Although clinical features such as a highly elevated βhCG of a molar gestation, the routine histologic diagnosis of such a lesion during early pregnancy presents a challenge. Given the implications of the correct diagnosis of hydropic abortion versus a hydatidiform mole, we recommend submission of one block per cm2 of tissue for histological analysis and immunohistochemistry for p57 performed on one selected block. This approach may allow for a higher diagnostic accuracy (). Analysis of products of conception by flow cytometry and cytogenetic karyotyping also can be helpful but are more cumbersome, time-consuming, expensive, and usually require fresh tissue [Citation[19]]. In addition, these techniques are not generally available except in large medical centers. In our experience, the gynecologist's follow-up of a patient with a diagnosis of a molar pregnancy whether partial or complete is the same (βhCG monitoring).

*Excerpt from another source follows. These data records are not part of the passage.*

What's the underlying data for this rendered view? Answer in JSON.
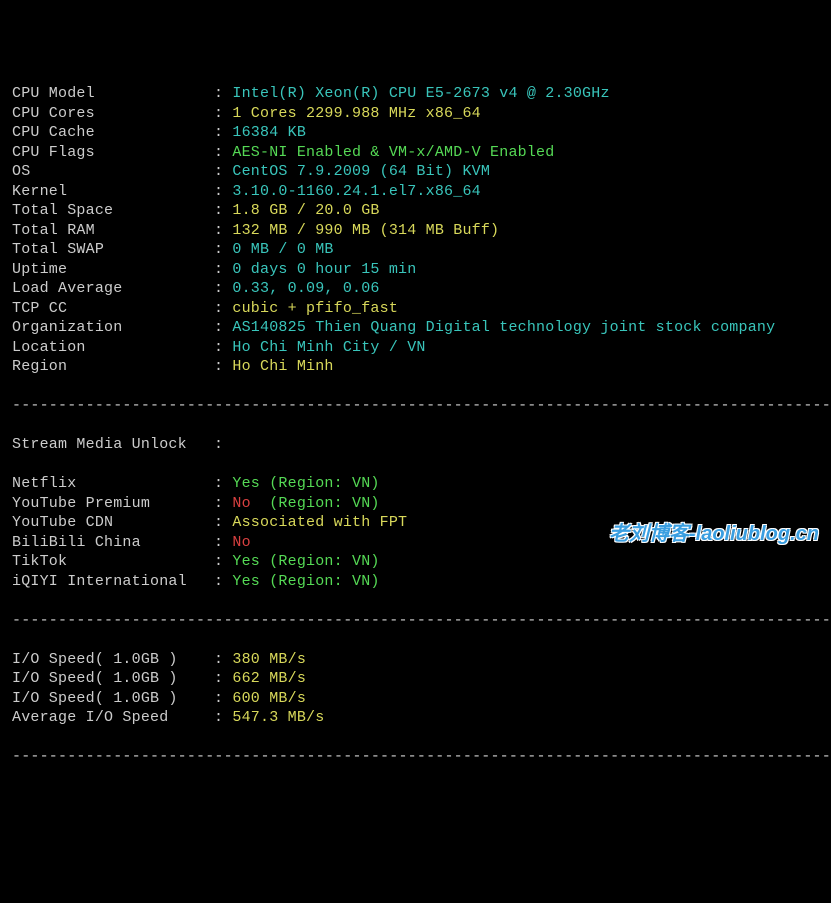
{
  "sysinfo": [
    {
      "label": "CPU Model",
      "value": "Intel(R) Xeon(R) CPU E5-2673 v4 @ 2.30GHz",
      "cls": "teal"
    },
    {
      "label": "CPU Cores",
      "value": "1 Cores 2299.988 MHz x86_64",
      "cls": "yellow"
    },
    {
      "label": "CPU Cache",
      "value": "16384 KB",
      "cls": "teal"
    },
    {
      "label": "CPU Flags",
      "value": "AES-NI Enabled & VM-x/AMD-V Enabled",
      "cls": "green"
    },
    {
      "label": "OS",
      "value": "CentOS 7.9.2009 (64 Bit) KVM",
      "cls": "teal"
    },
    {
      "label": "Kernel",
      "value": "3.10.0-1160.24.1.el7.x86_64",
      "cls": "teal"
    },
    {
      "label": "Total Space",
      "value": "1.8 GB / 20.0 GB",
      "cls": "yellow"
    },
    {
      "label": "Total RAM",
      "value": "132 MB / 990 MB (314 MB Buff)",
      "cls": "yellow"
    },
    {
      "label": "Total SWAP",
      "value": "0 MB / 0 MB",
      "cls": "teal"
    },
    {
      "label": "Uptime",
      "value": "0 days 0 hour 15 min",
      "cls": "teal"
    },
    {
      "label": "Load Average",
      "value": "0.33, 0.09, 0.06",
      "cls": "teal"
    },
    {
      "label": "TCP CC",
      "value": "cubic + pfifo_fast",
      "cls": "yellow"
    },
    {
      "label": "Organization",
      "value": "AS140825 Thien Quang Digital technology joint stock company",
      "cls": "teal"
    },
    {
      "label": "Location",
      "value": "Ho Chi Minh City / VN",
      "cls": "teal"
    },
    {
      "label": "Region",
      "value": "Ho Chi Minh",
      "cls": "yellow"
    }
  ],
  "stream_header": {
    "label": "Stream Media Unlock",
    "sep": ":"
  },
  "stream": [
    {
      "label": "Netflix",
      "yn": "Yes",
      "yn_cls": "green",
      "extra": " (Region: VN)",
      "extra_cls": "green"
    },
    {
      "label": "YouTube Premium",
      "yn": "No",
      "yn_cls": "red",
      "extra": "  (Region: VN)",
      "extra_cls": "green"
    },
    {
      "label": "YouTube CDN",
      "yn": "",
      "yn_cls": "",
      "extra": "Associated with FPT",
      "extra_cls": "yellow"
    },
    {
      "label": "BiliBili China",
      "yn": "No",
      "yn_cls": "red",
      "extra": "",
      "extra_cls": ""
    },
    {
      "label": "TikTok",
      "yn": "Yes",
      "yn_cls": "green",
      "extra": " (Region: VN)",
      "extra_cls": "green"
    },
    {
      "label": "iQIYI International",
      "yn": "Yes",
      "yn_cls": "green",
      "extra": " (Region: VN)",
      "extra_cls": "green"
    }
  ],
  "io": [
    {
      "label": "I/O Speed( 1.0GB )",
      "value": "380 MB/s",
      "cls": "yellow"
    },
    {
      "label": "I/O Speed( 1.0GB )",
      "value": "662 MB/s",
      "cls": "yellow"
    },
    {
      "label": "I/O Speed( 1.0GB )",
      "value": "600 MB/s",
      "cls": "yellow"
    },
    {
      "label": "Average I/O Speed",
      "value": "547.3 MB/s",
      "cls": "yellow"
    }
  ],
  "divider": "----------------------------------------------------------------------------------------------------",
  "watermark": "老刘博客-laoliublog.cn"
}
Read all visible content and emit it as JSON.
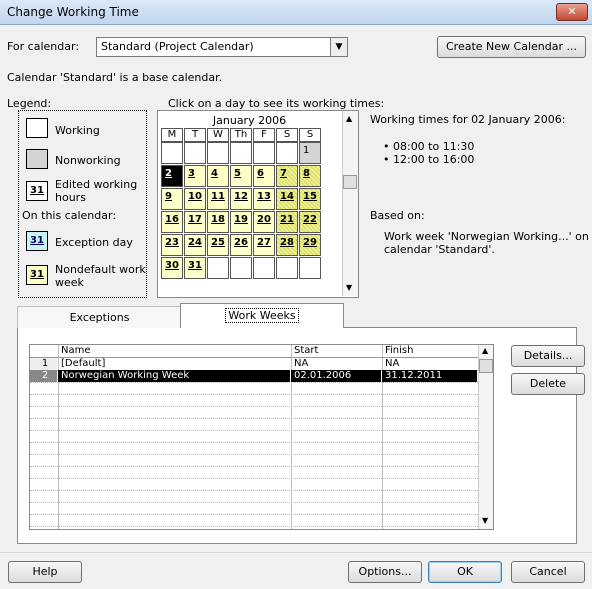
{
  "title": "Change Working Time",
  "close_label": "✕",
  "for_calendar_label": "For calendar:",
  "calendar_value": "Standard (Project Calendar)",
  "create_new_calendar": "Create New Calendar ...",
  "base_note": "Calendar 'Standard' is a base calendar.",
  "legend": {
    "title": "Legend:",
    "working": "Working",
    "nonworking": "Nonworking",
    "edited_line1": "Edited working",
    "edited_line2": "hours",
    "on_this_calendar": "On this calendar:",
    "exception_day": "Exception day",
    "nondefault_line1": "Nondefault work",
    "nondefault_line2": "week",
    "swatch_num": "31"
  },
  "calendar": {
    "instruction": "Click on a day to see its working times:",
    "month": "January 2006",
    "day_headers": [
      "M",
      "T",
      "W",
      "Th",
      "F",
      "S",
      "S"
    ],
    "weeks": [
      [
        "",
        "",
        "",
        "",
        "",
        "",
        "1"
      ],
      [
        "2",
        "3",
        "4",
        "5",
        "6",
        "7",
        "8"
      ],
      [
        "9",
        "10",
        "11",
        "12",
        "13",
        "14",
        "15"
      ],
      [
        "16",
        "17",
        "18",
        "19",
        "20",
        "21",
        "22"
      ],
      [
        "23",
        "24",
        "25",
        "26",
        "27",
        "28",
        "29"
      ],
      [
        "30",
        "31",
        "",
        "",
        "",
        "",
        ""
      ]
    ]
  },
  "working_times": {
    "heading": "Working times for 02 January 2006:",
    "times": [
      "• 08:00 to 11:30",
      "• 12:00 to 16:00"
    ],
    "based_on_label": "Based on:",
    "based_on_line1": "Work week 'Norwegian Working...' on",
    "based_on_line2": "calendar 'Standard'."
  },
  "tabs": [
    "Exceptions",
    "Work Weeks"
  ],
  "grid": {
    "headers": [
      "Name",
      "Start",
      "Finish"
    ],
    "rows": [
      {
        "num": "1",
        "name": "[Default]",
        "start": "NA",
        "finish": "NA"
      },
      {
        "num": "2",
        "name": "Norwegian Working Week",
        "start": "02.01.2006",
        "finish": "31.12.2011"
      }
    ]
  },
  "side_buttons": [
    "Details...",
    "Delete"
  ],
  "bottom": {
    "help": "Help",
    "options": "Options...",
    "ok": "OK",
    "cancel": "Cancel"
  }
}
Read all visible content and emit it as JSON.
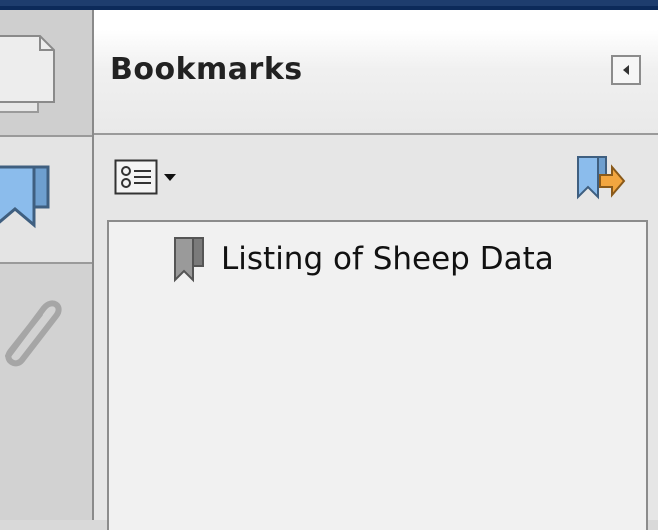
{
  "panel": {
    "title": "Bookmarks"
  },
  "nav": {
    "items": [
      {
        "icon": "pages-icon"
      },
      {
        "icon": "bookmark-icon"
      },
      {
        "icon": "paperclip-icon"
      }
    ]
  },
  "bookmarks": [
    {
      "label": "Listing of Sheep Data"
    }
  ],
  "colors": {
    "window_border": "#0c2a5a",
    "bookmark_blue": "#7fb3e6",
    "tree_background": "#f1f1f1"
  }
}
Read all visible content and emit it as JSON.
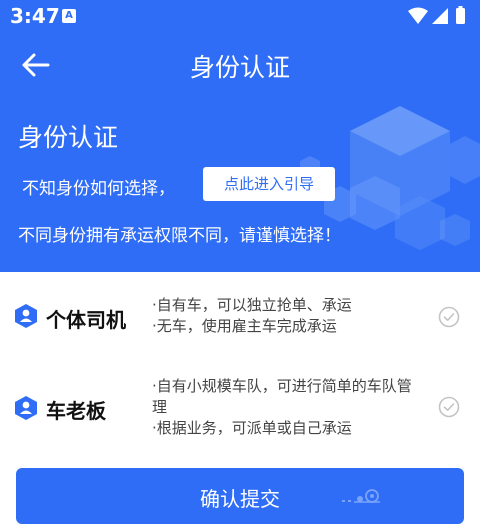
{
  "status_bar": {
    "time": "3:47",
    "notification_badge": "A"
  },
  "app_bar": {
    "title": "身份认证"
  },
  "banner": {
    "title": "身份认证",
    "question": "不知身份如何选择，",
    "guide_button": "点此进入引导",
    "note": "不同身份拥有承运权限不同，请谨慎选择！"
  },
  "roles": [
    {
      "name": "个体司机",
      "desc": [
        "·自有车，可以独立抢单、承运",
        "·无车，使用雇主车完成承运"
      ]
    },
    {
      "name": "车老板",
      "desc": [
        "·自有小规模车队，可进行简单的车队管",
        "  理",
        "·根据业务，可派单或自己承运"
      ]
    }
  ],
  "submit_button": {
    "label": "确认提交"
  },
  "colors": {
    "primary": "#2f6df6",
    "check_gray": "#c4c4c4"
  }
}
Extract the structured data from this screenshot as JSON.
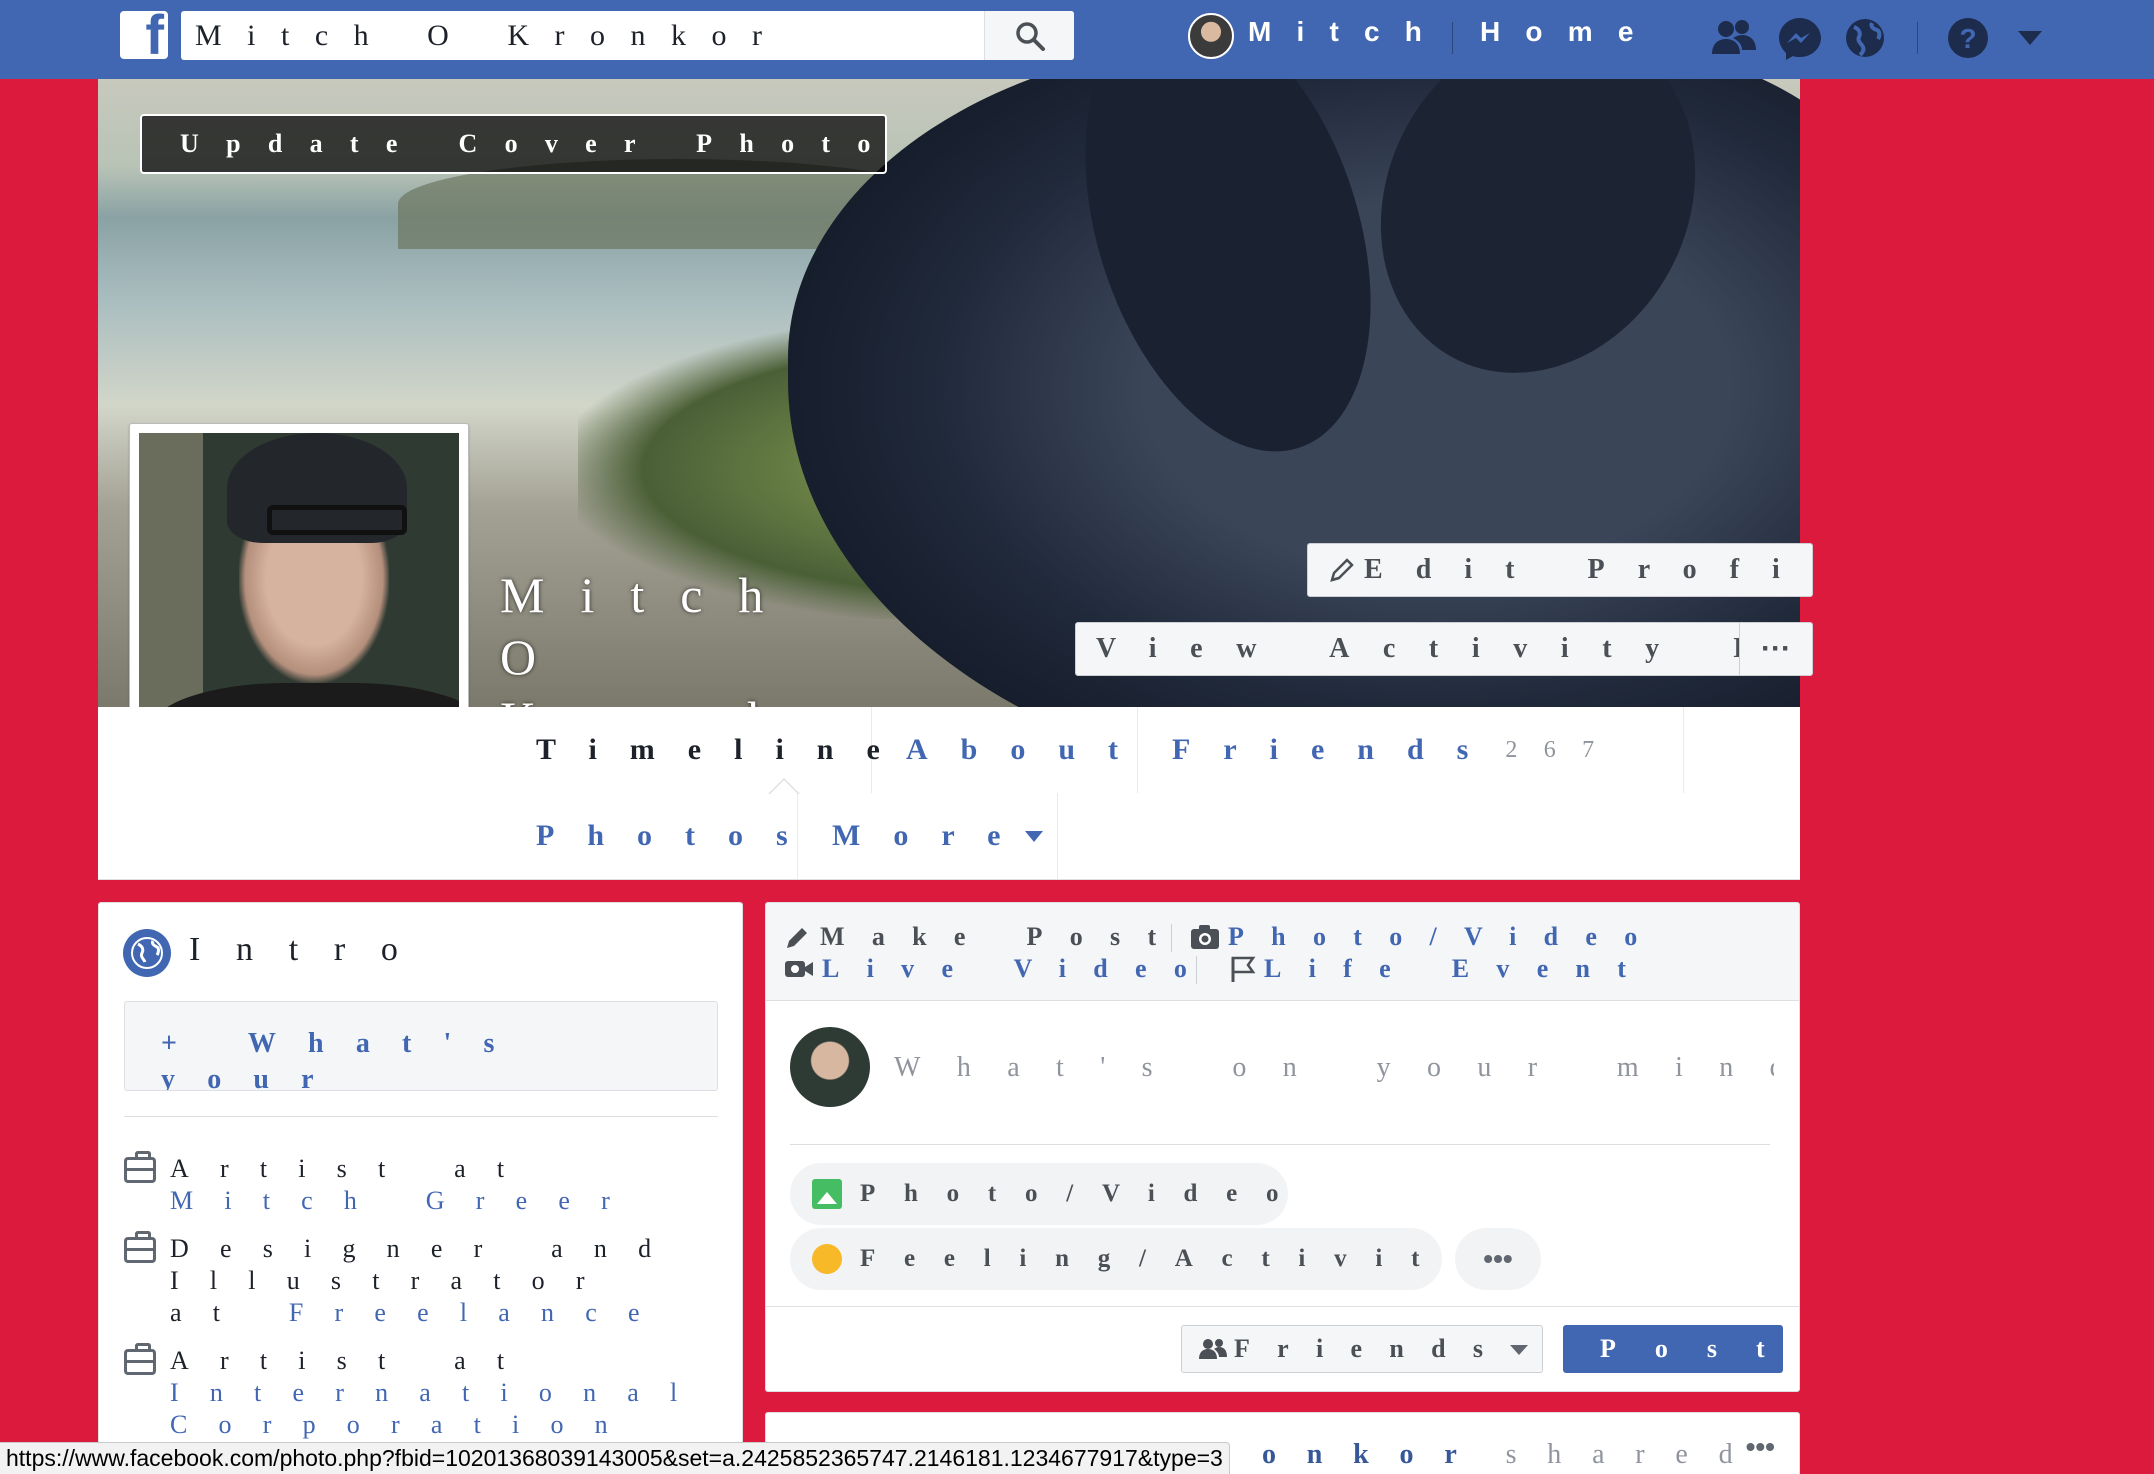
{
  "header": {
    "search_value": "Mitch O Kronkor",
    "profile_name": "Mitch",
    "home_label": "Home"
  },
  "cover": {
    "update_label": "Update Cover Photo",
    "profile_name": "Mitch O Kronkor",
    "edit_profile_label": "Edit Profile",
    "activity_log_label": "View Activity Log",
    "more_label": "···"
  },
  "nav": {
    "tabs": [
      {
        "label": "Timeline"
      },
      {
        "label": "About"
      },
      {
        "label": "Friends",
        "count": "267"
      },
      {
        "label": "Photos"
      },
      {
        "label": "More"
      }
    ]
  },
  "intro": {
    "title": "Intro",
    "bio_prompt": "+ What's your favorite quote?",
    "work": [
      {
        "prefix": "Artist at",
        "org": "Mitch Greer"
      },
      {
        "prefix": "Designer and Illustrator at",
        "org": "Freelance"
      },
      {
        "prefix": "Artist at",
        "org": "International Corporation"
      }
    ]
  },
  "composer": {
    "tabs": [
      "Make Post",
      "Photo/Video",
      "Live Video",
      "Life Event"
    ],
    "placeholder": "What's on your mind?",
    "photo_video_label": "Photo/Video",
    "feeling_label": "Feeling/Activity",
    "more_label": "•••",
    "audience_label": "Friends",
    "post_label": "Post"
  },
  "story": {
    "author_fragment": "onkor",
    "action": "shared",
    "more_label": "•••"
  },
  "status_bar": {
    "url": "https://www.facebook.com/photo.php?fbid=10201368039143005&set=a.2425852365747.2146181.1234677917&type=3"
  },
  "colors": {
    "brand_blue": "#4267b2",
    "page_background": "#dc1a3e"
  }
}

Figure 4. Recommended diagnostic approach to hydropic abortions and hydatidiform moles.

Figure 4. Recommended diagnostic approach to hydropic abortions and hydatidiform moles.

Moreover, the WHO classification of gestational neoplasms encompasses both entities under the umbrella of hydatidiform mole [Citation[20]]. There are several cases of well-documented partial mole developing into choriocarcinomas [Citation[21]]. In our series of 15 partial moles one of our cases also transformed to a choriocarcinoma (6.6%), and the preceding condition was a partial mole confirmed by DNA analysis.

On the other hand, one should morphologically, immunohistochemically, and clinically continue to separate hydropic abortion from hydatidiform moles, as they represent completely different disease entities. In histologic sections, p57 may be a helpful marker for the surgical pathologist to distinguish hydropic abortions from molar pregnancies.